# Hells Bay Pro Hull Work



## CKEAT (Aug 26, 2015)

How much should a paint and coat job cost on this rig from quality shop? Looking to get a 2012 with oyster rash cleaned up.


----------



## cg_wilson2003 (Feb 19, 2019)

South Texas Boatworks out of Pearland does very good work. I also have a Hell's Bay and will most likely take it there for the same reason at some point. In my experience they can be a little hard to get ahold of because they are so busy but very honest. Would be best to set up a time to take it over there so they can look it over.

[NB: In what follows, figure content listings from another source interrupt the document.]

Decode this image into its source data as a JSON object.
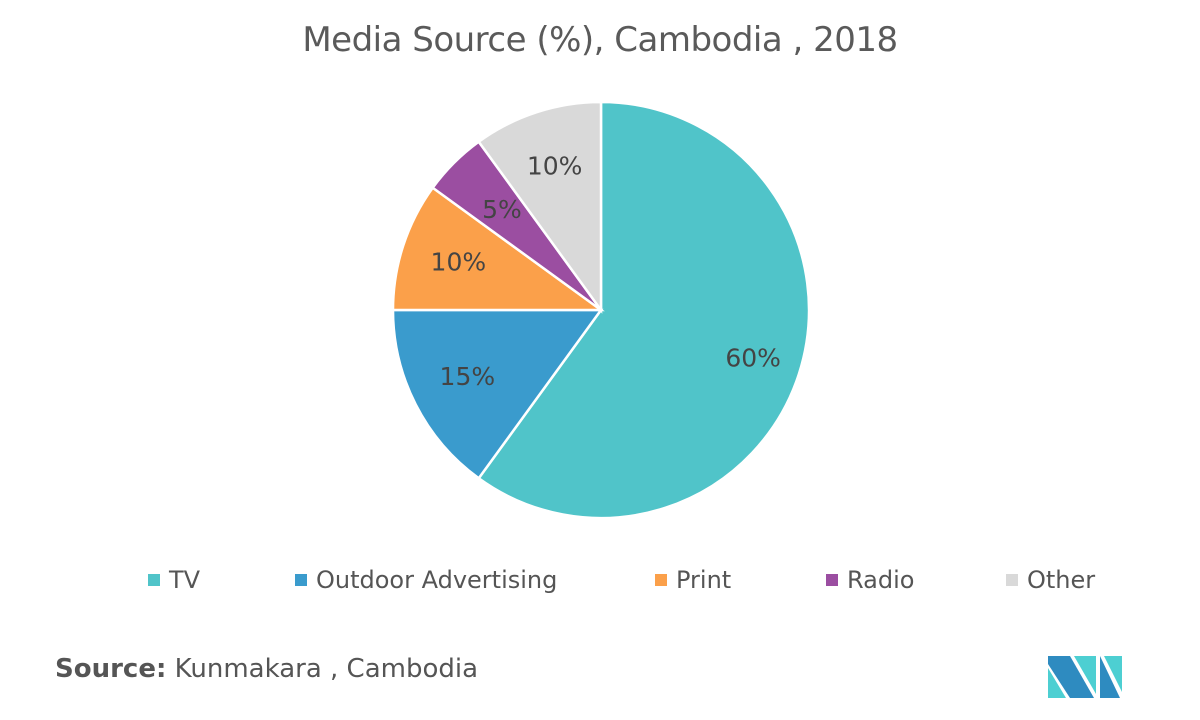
{
  "chart_data": {
    "type": "pie",
    "title": "Media Source (%), Cambodia , 2018",
    "start": "top",
    "direction": "clockwise",
    "legend_position": "bottom",
    "slices": [
      {
        "name": "TV",
        "value": 60,
        "label": "60%",
        "color": "#50C4C9"
      },
      {
        "name": "Outdoor Advertising",
        "value": 15,
        "label": "15%",
        "color": "#3A9BCD"
      },
      {
        "name": "Print",
        "value": 10,
        "label": "10%",
        "color": "#FBA04A"
      },
      {
        "name": "Radio",
        "value": 5,
        "label": "5%",
        "color": "#9B4EA1"
      },
      {
        "name": "Other",
        "value": 10,
        "label": "10%",
        "color": "#D9D9D9"
      }
    ]
  },
  "source": {
    "label": "Source:",
    "text": " Kunmakara , Cambodia"
  },
  "logo": {
    "name": "mordor-intelligence-logo",
    "colors": [
      "#2E8BC0",
      "#4DCFD2"
    ]
  }
}
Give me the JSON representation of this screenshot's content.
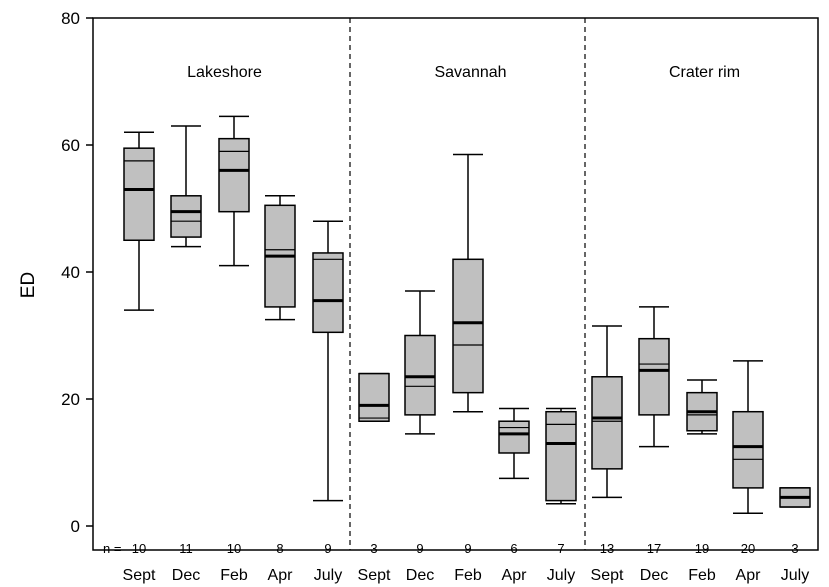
{
  "chart_data": {
    "type": "box",
    "ylabel": "ED",
    "ylim": [
      0,
      80
    ],
    "yticks": [
      0,
      20,
      40,
      60,
      80
    ],
    "n_prefix": "n =",
    "groups": [
      {
        "name": "Lakeshore",
        "boxes": [
          {
            "category": "Sept",
            "n": "10",
            "whisker_low": 34,
            "q1": 45,
            "median": 53,
            "mean": 57.5,
            "q3": 59.5,
            "whisker_high": 62
          },
          {
            "category": "Dec",
            "n": "11",
            "whisker_low": 44,
            "q1": 45.5,
            "median": 49.5,
            "mean": 48,
            "q3": 52,
            "whisker_high": 63
          },
          {
            "category": "Feb",
            "n": "10",
            "whisker_low": 41,
            "q1": 49.5,
            "median": 56,
            "mean": 59,
            "q3": 61,
            "whisker_high": 64.5
          },
          {
            "category": "Apr",
            "n": "8",
            "whisker_low": 32.5,
            "q1": 34.5,
            "median": 42.5,
            "mean": 43.5,
            "q3": 50.5,
            "whisker_high": 52
          },
          {
            "category": "July",
            "n": "9",
            "whisker_low": 4,
            "q1": 30.5,
            "median": 35.5,
            "mean": 42,
            "q3": 43,
            "whisker_high": 48
          }
        ]
      },
      {
        "name": "Savannah",
        "boxes": [
          {
            "category": "Sept",
            "n": "3",
            "whisker_low": 16.5,
            "q1": 16.5,
            "median": 19,
            "mean": 17,
            "q3": 24,
            "whisker_high": 24
          },
          {
            "category": "Dec",
            "n": "9",
            "whisker_low": 14.5,
            "q1": 17.5,
            "median": 23.5,
            "mean": 22,
            "q3": 30,
            "whisker_high": 37
          },
          {
            "category": "Feb",
            "n": "9",
            "whisker_low": 18,
            "q1": 21,
            "median": 32,
            "mean": 28.5,
            "q3": 42,
            "whisker_high": 58.5
          },
          {
            "category": "Apr",
            "n": "6",
            "whisker_low": 7.5,
            "q1": 11.5,
            "median": 14.5,
            "mean": 15.5,
            "q3": 16.5,
            "whisker_high": 18.5
          },
          {
            "category": "July",
            "n": "7",
            "whisker_low": 3.5,
            "q1": 4,
            "median": 13,
            "mean": 16,
            "q3": 18,
            "whisker_high": 18.5
          }
        ]
      },
      {
        "name": "Crater rim",
        "boxes": [
          {
            "category": "Sept",
            "n": "13",
            "whisker_low": 4.5,
            "q1": 9,
            "median": 17,
            "mean": 16.5,
            "q3": 23.5,
            "whisker_high": 31.5
          },
          {
            "category": "Dec",
            "n": "17",
            "whisker_low": 12.5,
            "q1": 17.5,
            "median": 24.5,
            "mean": 25.5,
            "q3": 29.5,
            "whisker_high": 34.5
          },
          {
            "category": "Feb",
            "n": "19",
            "whisker_low": 14.5,
            "q1": 15,
            "median": 18,
            "mean": 17.5,
            "q3": 21,
            "whisker_high": 23
          },
          {
            "category": "Apr",
            "n": "20",
            "whisker_low": 2,
            "q1": 6,
            "median": 12.5,
            "mean": 10.5,
            "q3": 18,
            "whisker_high": 26
          },
          {
            "category": "July",
            "n": "3",
            "whisker_low": 3,
            "q1": 3,
            "median": 4.5,
            "mean": 4.5,
            "q3": 6,
            "whisker_high": 6
          }
        ]
      }
    ]
  }
}
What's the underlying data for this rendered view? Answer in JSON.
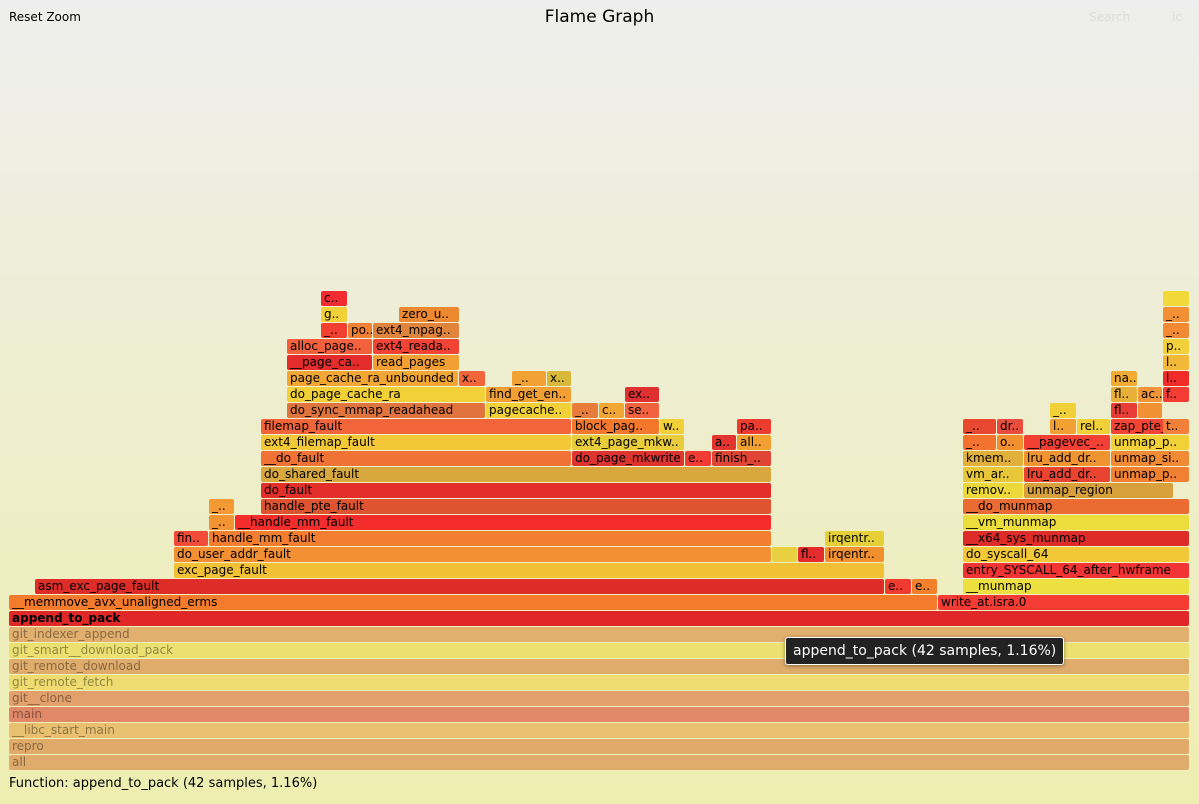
{
  "header": {
    "reset_zoom": "Reset Zoom",
    "title": "Flame Graph",
    "search": "Search",
    "ic": "ic"
  },
  "tooltip": "append_to_pack (42 samples, 1.16%)",
  "details": "Function: append_to_pack (42 samples, 1.16%)",
  "flames": [
    {
      "label": "all",
      "color": "#e0ac6c"
    },
    {
      "label": "repro",
      "color": "#e0aa6a"
    },
    {
      "label": "__libc_start_main",
      "color": "#e8c070"
    },
    {
      "label": "main",
      "color": "#e08868"
    },
    {
      "label": "git__clone",
      "color": "#e2a06c"
    },
    {
      "label": "git_remote_fetch",
      "color": "#eedc70"
    },
    {
      "label": "git_remote_download",
      "color": "#e0ac6c"
    },
    {
      "label": "git_smart__download_pack",
      "color": "#ece070"
    },
    {
      "label": "git_indexer_append",
      "color": "#e2b06e"
    },
    {
      "label": "append_to_pack",
      "color": "#e02828"
    },
    {
      "label": "__memmove_avx_unaligned_erms",
      "color": "#f47a2c"
    },
    {
      "label": "write_at.isra.0",
      "color": "#f43c34"
    },
    {
      "label": "asm_exc_page_fault",
      "color": "#de2c28"
    },
    {
      "label": "e..",
      "color": "#f03c30"
    },
    {
      "label": "e..",
      "color": "#f4802c"
    },
    {
      "label": "__munmap",
      "color": "#ece040"
    },
    {
      "label": "exc_page_fault",
      "color": "#f2c034"
    },
    {
      "label": "entry_SYSCALL_64_after_hwframe",
      "color": "#f23434"
    },
    {
      "label": "do_user_addr_fault",
      "color": "#f49034"
    },
    {
      "label": "",
      "color": "#e8d040"
    },
    {
      "label": "fl..",
      "color": "#e42c2c"
    },
    {
      "label": "irqentr..",
      "color": "#f29030"
    },
    {
      "label": "do_syscall_64",
      "color": "#f2c838"
    },
    {
      "label": "fin..",
      "color": "#f24c38"
    },
    {
      "label": "handle_mm_fault",
      "color": "#f47e30"
    },
    {
      "label": "irqentr..",
      "color": "#e6d038"
    },
    {
      "label": "__x64_sys_munmap",
      "color": "#de2c28"
    },
    {
      "label": "_..",
      "color": "#f29434"
    },
    {
      "label": "__handle_mm_fault",
      "color": "#f42c2c"
    },
    {
      "label": "__vm_munmap",
      "color": "#ecdc3c"
    },
    {
      "label": "_..",
      "color": "#f49a34"
    },
    {
      "label": "handle_pte_fault",
      "color": "#de5430"
    },
    {
      "label": "__do_munmap",
      "color": "#ea6c32"
    },
    {
      "label": "do_fault",
      "color": "#e42e2a"
    },
    {
      "label": "remov..",
      "color": "#ecd838"
    },
    {
      "label": "unmap_region",
      "color": "#d8a03a"
    },
    {
      "label": "do_shared_fault",
      "color": "#d8a83e"
    },
    {
      "label": "vm_ar..",
      "color": "#e8c838"
    },
    {
      "label": "lru_add_dr..",
      "color": "#e84430"
    },
    {
      "label": "unmap_p..",
      "color": "#f08032"
    },
    {
      "label": "__do_fault",
      "color": "#f07234"
    },
    {
      "label": "do_page_mkwrite",
      "color": "#de3430"
    },
    {
      "label": "e..",
      "color": "#f03c34"
    },
    {
      "label": "finish_..",
      "color": "#e04434"
    },
    {
      "label": "kmem..",
      "color": "#e0b03a"
    },
    {
      "label": "lru_add_dr..",
      "color": "#f09432"
    },
    {
      "label": "unmap_si..",
      "color": "#f08a34"
    },
    {
      "label": "ext4_filemap_fault",
      "color": "#f2c838"
    },
    {
      "label": "ext4_page_mkw..",
      "color": "#e8cc3c"
    },
    {
      "label": "a..",
      "color": "#e43430"
    },
    {
      "label": "all..",
      "color": "#f2a032"
    },
    {
      "label": "_..",
      "color": "#f2722e"
    },
    {
      "label": "o..",
      "color": "#f29030"
    },
    {
      "label": "__pagevec_..",
      "color": "#f24034"
    },
    {
      "label": "unmap_p..",
      "color": "#f2d038"
    },
    {
      "label": "filemap_fault",
      "color": "#f2643a"
    },
    {
      "label": "block_pag..",
      "color": "#f4782c"
    },
    {
      "label": "w..",
      "color": "#f2d038"
    },
    {
      "label": "pa..",
      "color": "#ec3c30"
    },
    {
      "label": "_..",
      "color": "#e84830"
    },
    {
      "label": "dr..",
      "color": "#e84c3c"
    },
    {
      "label": "l..",
      "color": "#f2a032"
    },
    {
      "label": "rel..",
      "color": "#f2d03a"
    },
    {
      "label": "zap_pte_..",
      "color": "#f44434"
    },
    {
      "label": "t..",
      "color": "#f2803a"
    },
    {
      "label": "do_sync_mmap_readahead",
      "color": "#e0743c"
    },
    {
      "label": "pagecache..",
      "color": "#f2d038"
    },
    {
      "label": "_..",
      "color": "#e87c3a"
    },
    {
      "label": "c..",
      "color": "#f2a634"
    },
    {
      "label": "se..",
      "color": "#f2623e"
    },
    {
      "label": "_..",
      "color": "#f2d038"
    },
    {
      "label": "fl..",
      "color": "#e83c38"
    },
    {
      "label": "",
      "color": "#f29034"
    },
    {
      "label": "do_page_cache_ra",
      "color": "#f2d038"
    },
    {
      "label": "find_get_en..",
      "color": "#f2a034"
    },
    {
      "label": "ex..",
      "color": "#e03032"
    },
    {
      "label": "fl..",
      "color": "#e8b038"
    },
    {
      "label": "ac..",
      "color": "#f29438"
    },
    {
      "label": "f..",
      "color": "#f23c34"
    },
    {
      "label": "page_cache_ra_unbounded",
      "color": "#f2a634"
    },
    {
      "label": "x..",
      "color": "#f2643a"
    },
    {
      "label": "_..",
      "color": "#f2a234"
    },
    {
      "label": "x..",
      "color": "#d8b838"
    },
    {
      "label": "na..",
      "color": "#f2ac34"
    },
    {
      "label": "l..",
      "color": "#f02c28"
    },
    {
      "label": "__page_ca..",
      "color": "#e42c2c"
    },
    {
      "label": "read_pages",
      "color": "#f2a034"
    },
    {
      "label": "l..",
      "color": "#f2b838"
    },
    {
      "label": "alloc_page..",
      "color": "#f2603e"
    },
    {
      "label": "ext4_reada..",
      "color": "#f24434"
    },
    {
      "label": "p..",
      "color": "#f2d03a"
    },
    {
      "label": "_..",
      "color": "#f24030"
    },
    {
      "label": "po..",
      "color": "#f28034"
    },
    {
      "label": "ext4_mpag..",
      "color": "#e0843c"
    },
    {
      "label": "_..",
      "color": "#f28a34"
    },
    {
      "label": "g..",
      "color": "#f2d038"
    },
    {
      "label": "zero_u..",
      "color": "#ec8830"
    },
    {
      "label": "_..",
      "color": "#f29034"
    },
    {
      "label": "c..",
      "color": "#f02c30"
    },
    {
      "label": "",
      "color": "#f2d838"
    }
  ]
}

To your question on cost I have not looked into it myself yet.


----------



## Smackdaddy53 (Dec 31, 2012)

Oyster rash? I thought it had hull blistering issues?


----------



## CKEAT (Aug 26, 2015)

I posted that before I worked out a deal with owner and getting it done at Toms place there in Edgewater.

It does have oyster rash as well it it’s not bad, at least not for Texas.


----------



## Smackdaddy53 (Dec 31, 2012)

CKEAT said:


> I posted that before I worked out a deal with owner and getting it done at Toms place there in Edgewater.
> 
> It does have oyster rash as well it it’s not bad, at least not for Texas.


It’s inevitable if you like them in the skinny stuff.


----------



## CKEAT (Aug 26, 2015)

For sure, I’m used to Texas and I don’t mind that at all. My bay boat has it too. Price of admission


----------